Antes de hablar de tecnologías y protocolos, necesitas saber si realmente podemos ayudarte. Dentro de nuestros tratamientos faciales, trabajamos con IPL (luz pulsada intensa), peelings químicos, Dermapen y microdermoabrasión: herramientas eficaces para manchas superficiales, con límites claros. No todo se debe tratar en cabina.
Si tienes manchas marrones bien definidas en cara, escote o manos que han ido apareciendo con los años de tomar el sol, probablemente seas una buena candidata.
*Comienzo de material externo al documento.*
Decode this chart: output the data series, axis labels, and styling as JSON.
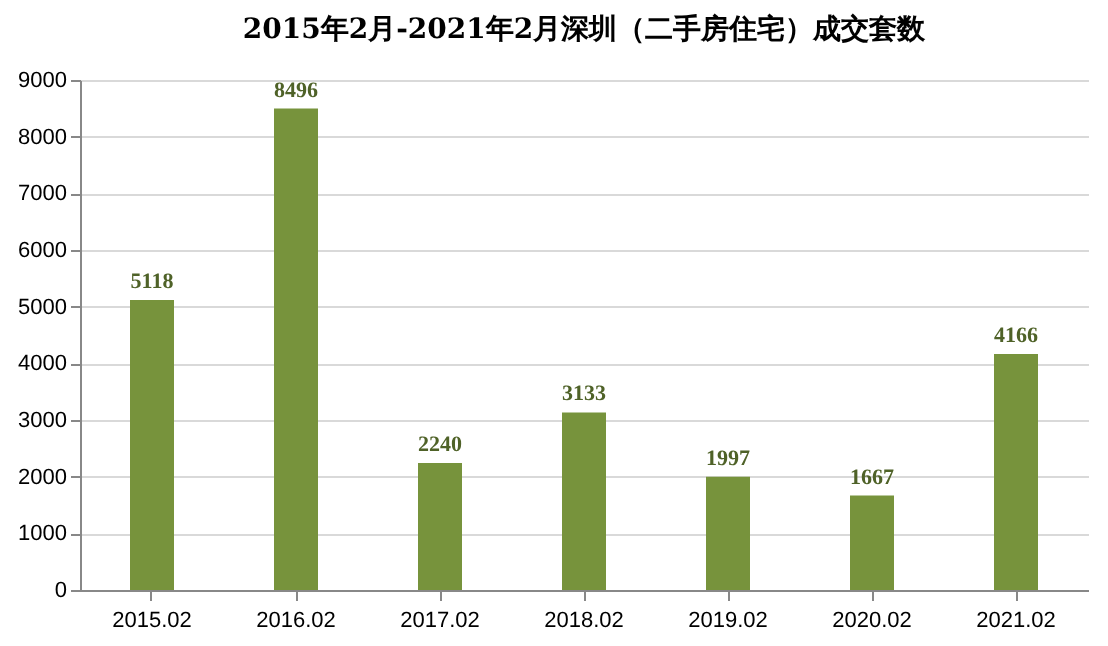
{
  "chart_data": {
    "type": "bar",
    "title": "2015年2月-2021年2月深圳（二手房住宅）成交套数",
    "categories": [
      "2015.02",
      "2016.02",
      "2017.02",
      "2018.02",
      "2019.02",
      "2020.02",
      "2021.02"
    ],
    "values": [
      5118,
      8496,
      2240,
      3133,
      1997,
      1667,
      4166
    ],
    "color": "#77933c",
    "ylim": [
      0,
      9000
    ],
    "yticks": [
      0,
      1000,
      2000,
      3000,
      4000,
      5000,
      6000,
      7000,
      8000,
      9000
    ],
    "grid": "y",
    "data_labels": true
  }
}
Lo mismo si presentas pecas que quieres atenuar, marcas oscuras que te quedaron del acné, o ese tono desigual y apagado típico del fotoenvejecimiento. En estos casos, los resultados suelen ser muy satisfactorios.
Ahora bien, hay situaciones donde no somos la mejor opción. Si tu melasma tiene un tono grisáceo en lugar de marrón, significa que el pigmento está en capas profundas de la piel y necesita láser de picosegundos, que no tenemos.
Si presentas manchas blancas (hipomelanosis), el problema es el contrario: tus melanocitos están agotados y requieren fototerapia especializada. Y si tienes cualquier lesión que haya cambiado de forma, color o que sangre, tu primera parada debe ser el dermatólogo, no nosotros: primero seguridad.
También somos claros con las expectativas: si no estás dispuesta a usar protector solar todos los días durante y después del tratamiento, vas a tirar el dinero. Y si te vas de vacaciones a la playa en las próximas semanas, mejor espera a otoño: el sol manda.